Alt tabaka ile üst kattakilerin niyeti aynı değil

-Hizmet hareketi denince bizler neyi anlamalıyız?
“Hizmet” dediğimde piramidin ilk üç katında yer alanların yaptıkları faaliyetleri kastediyorum. Bunlar, gerçekten Dinî, Ahlâki bir eğitim hizmeti vermektedirler. Yukarıdaki son üç kat ise bu ilk üç katın oluşturduğu toplumsal kabul ve değeri kendi “Örgütsel” hedeflerini gerçekleştirmek için kullanmaktadırlar. Yani, alttakilerin niyeti ile üsttekilerin niyeti aynı değil. Bu büyük zıtlığı kamufle eden ve görünmemesini, anlaşılmamasını sağlayan figür ise Hocaefendi’dir. İşte bu iki zıt durumu birden temsil ettiği içindir ki ciddi çelişkiler sergilemekten kurtulamıyor. “Bu ne, bu ne” diye insanı hayrette bırakan halleri, sözleri ve davranışlarının nedeni bu zıtları temsilden kaynaklanmaktadır.
Bu arada şunu da belirtmeliyim, ben aidiyet olarak hep zemin kata, halka mensup oldum ama beşinci kata kadar da yükselme imkânı buldum. Hazır bu kat meselesine girmişken bir hususu daha açıklığa kavuşturmakta yarar görüyorum. Beşinci kat, yurtiçi ve yurtdışı tüm hizmetlerin yürütüldüğü konuşulduğu ana meclisi oluştururdu. Hizmetin her meselesi burada ele alınır, müzakere edilir, karara bağlanır ve uygulama startı verilirdi. Altıncı kat ise, sadece Hocaefendinin bildiği ve takip ettiği “hayati hizmetlerin” yürütüldüğü kattı. Tabiri caiz ise Bakanlar Kurulu veya Milli Güvenlik Kurulu gibi bir kattı. Bugün karşı karşıya olduğumuz sorunların failleri ve yürütücüleri bu katın mensuplarıdır. Bunlar da beşinci katın abileridir.
Bu mukaddime ve kavramsal girişten sonra, asıl konuya geçebilirim. Ancak ben yine yüksek hoşgörülerinize sığınarak, konunun daha iyi anlaşılmasına yardımcı olacağına inandığım bir arka plandan bahsetmek istiyorum.
-Nasıl oluyor da ülkemizde bu tür faaliyetler bu kadar taban ve destek buluyor?
Bence asıl görmemiz geren nokta burasıdır.
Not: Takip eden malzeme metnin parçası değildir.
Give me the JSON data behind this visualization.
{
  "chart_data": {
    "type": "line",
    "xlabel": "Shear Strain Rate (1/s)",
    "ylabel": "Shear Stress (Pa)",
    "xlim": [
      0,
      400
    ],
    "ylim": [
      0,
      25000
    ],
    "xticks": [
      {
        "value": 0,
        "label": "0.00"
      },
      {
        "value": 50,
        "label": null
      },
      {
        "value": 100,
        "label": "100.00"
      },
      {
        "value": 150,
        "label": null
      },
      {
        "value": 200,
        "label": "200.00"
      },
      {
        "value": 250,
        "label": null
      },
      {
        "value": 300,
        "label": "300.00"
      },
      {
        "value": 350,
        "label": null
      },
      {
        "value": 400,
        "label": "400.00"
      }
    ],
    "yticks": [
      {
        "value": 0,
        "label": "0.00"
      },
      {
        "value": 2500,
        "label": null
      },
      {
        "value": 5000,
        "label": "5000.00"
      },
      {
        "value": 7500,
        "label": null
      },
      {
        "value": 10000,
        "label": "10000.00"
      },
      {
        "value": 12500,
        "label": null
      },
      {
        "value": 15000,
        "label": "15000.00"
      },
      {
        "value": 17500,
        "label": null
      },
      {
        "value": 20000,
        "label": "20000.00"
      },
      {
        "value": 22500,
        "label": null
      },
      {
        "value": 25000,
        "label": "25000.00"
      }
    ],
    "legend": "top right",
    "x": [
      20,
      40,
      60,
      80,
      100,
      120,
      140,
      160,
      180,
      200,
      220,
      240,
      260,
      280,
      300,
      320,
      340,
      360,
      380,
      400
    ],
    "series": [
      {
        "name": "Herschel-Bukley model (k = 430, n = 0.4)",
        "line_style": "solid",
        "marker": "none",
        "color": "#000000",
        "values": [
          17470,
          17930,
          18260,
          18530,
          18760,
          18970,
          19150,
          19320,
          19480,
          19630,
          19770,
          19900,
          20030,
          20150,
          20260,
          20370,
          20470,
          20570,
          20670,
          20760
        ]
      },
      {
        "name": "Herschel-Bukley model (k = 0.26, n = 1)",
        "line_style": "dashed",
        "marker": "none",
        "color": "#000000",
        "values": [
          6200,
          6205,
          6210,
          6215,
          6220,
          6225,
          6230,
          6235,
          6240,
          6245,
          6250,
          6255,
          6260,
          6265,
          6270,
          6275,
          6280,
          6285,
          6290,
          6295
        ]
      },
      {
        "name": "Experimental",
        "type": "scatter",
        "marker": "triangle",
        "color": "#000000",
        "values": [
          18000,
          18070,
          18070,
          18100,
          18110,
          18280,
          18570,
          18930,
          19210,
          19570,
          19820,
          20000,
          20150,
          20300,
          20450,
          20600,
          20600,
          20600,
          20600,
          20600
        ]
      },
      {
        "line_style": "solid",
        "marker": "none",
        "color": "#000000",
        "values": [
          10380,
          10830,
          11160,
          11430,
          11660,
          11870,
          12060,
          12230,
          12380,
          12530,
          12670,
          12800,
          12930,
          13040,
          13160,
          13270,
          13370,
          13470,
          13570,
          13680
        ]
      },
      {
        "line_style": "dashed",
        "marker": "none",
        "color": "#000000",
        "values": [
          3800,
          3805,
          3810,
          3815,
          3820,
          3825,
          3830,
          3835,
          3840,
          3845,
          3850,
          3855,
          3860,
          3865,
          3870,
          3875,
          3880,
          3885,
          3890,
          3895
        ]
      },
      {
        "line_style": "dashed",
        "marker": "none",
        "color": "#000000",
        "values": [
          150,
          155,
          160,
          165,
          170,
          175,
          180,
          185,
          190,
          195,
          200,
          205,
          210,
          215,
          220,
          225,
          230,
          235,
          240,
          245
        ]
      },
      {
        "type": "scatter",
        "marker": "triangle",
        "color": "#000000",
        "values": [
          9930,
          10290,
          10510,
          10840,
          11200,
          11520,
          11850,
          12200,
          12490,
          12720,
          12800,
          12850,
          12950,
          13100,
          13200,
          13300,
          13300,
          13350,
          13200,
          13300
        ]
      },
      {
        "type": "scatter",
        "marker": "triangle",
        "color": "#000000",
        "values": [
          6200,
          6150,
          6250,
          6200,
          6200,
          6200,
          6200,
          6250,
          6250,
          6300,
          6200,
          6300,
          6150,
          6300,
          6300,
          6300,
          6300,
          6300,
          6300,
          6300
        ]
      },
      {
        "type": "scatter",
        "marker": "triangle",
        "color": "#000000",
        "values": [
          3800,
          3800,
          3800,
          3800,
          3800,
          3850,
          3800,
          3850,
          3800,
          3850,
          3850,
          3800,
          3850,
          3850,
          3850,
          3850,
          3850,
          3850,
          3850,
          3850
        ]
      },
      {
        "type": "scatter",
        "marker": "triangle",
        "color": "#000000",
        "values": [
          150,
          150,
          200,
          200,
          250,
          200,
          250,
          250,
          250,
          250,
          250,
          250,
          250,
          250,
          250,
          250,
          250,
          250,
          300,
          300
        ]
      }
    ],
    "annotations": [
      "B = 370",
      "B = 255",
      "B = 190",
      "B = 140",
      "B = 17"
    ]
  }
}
Çünkü bu nokta, ülkemizin geleceğini de yakından ilgilendiriyor. Cumhuriyet’in kurucu kadrosu çok önemli bir hususu gözden kaçırdı. O da bu topraklarda yaşayan insanların bin yıldan fazla bir dini geçmişi ve Müslüman kimliğinin olması gerçeği idi. Bu kimliği birden bire yok saymak veya yok edileceğini düşünmek, tıpkı bir fabrikada seri üretim yapıyor gibi toplumu modernleştirmeye kalkışmak son derece yanlıştı. Az sayıdaki elit tabaka hariç, daha Cumhuriyetin ilk yıllarında, ülkenin büyük bir kısmında “Din elden gidiyor” algısı oluştu. Din elden gidiyorsa bu dine sahip çıkıp onun elden gitmemesini sağlayacak dini liderler mutlaka çıkacaktır. Siz böyle bir boşluk ve talep oluşturursanız bu boşluğu mutlaka birileri doldurur ve bu talebe arz eden de bulunur. Hele de bu toplumun kültürel belleğinde “Mehdi”, “Mesih”, “Müceddit” ve “Asrın İmamı” vs. gibi pek çok kurtarıcı figür varsa... Bu ünvan ile ortaya atılan herkesin oldukça büyük destek ve taraftar bulması kaçınılmazdır. Nitekim karşı karşıya olduğumuz durum tam da budur.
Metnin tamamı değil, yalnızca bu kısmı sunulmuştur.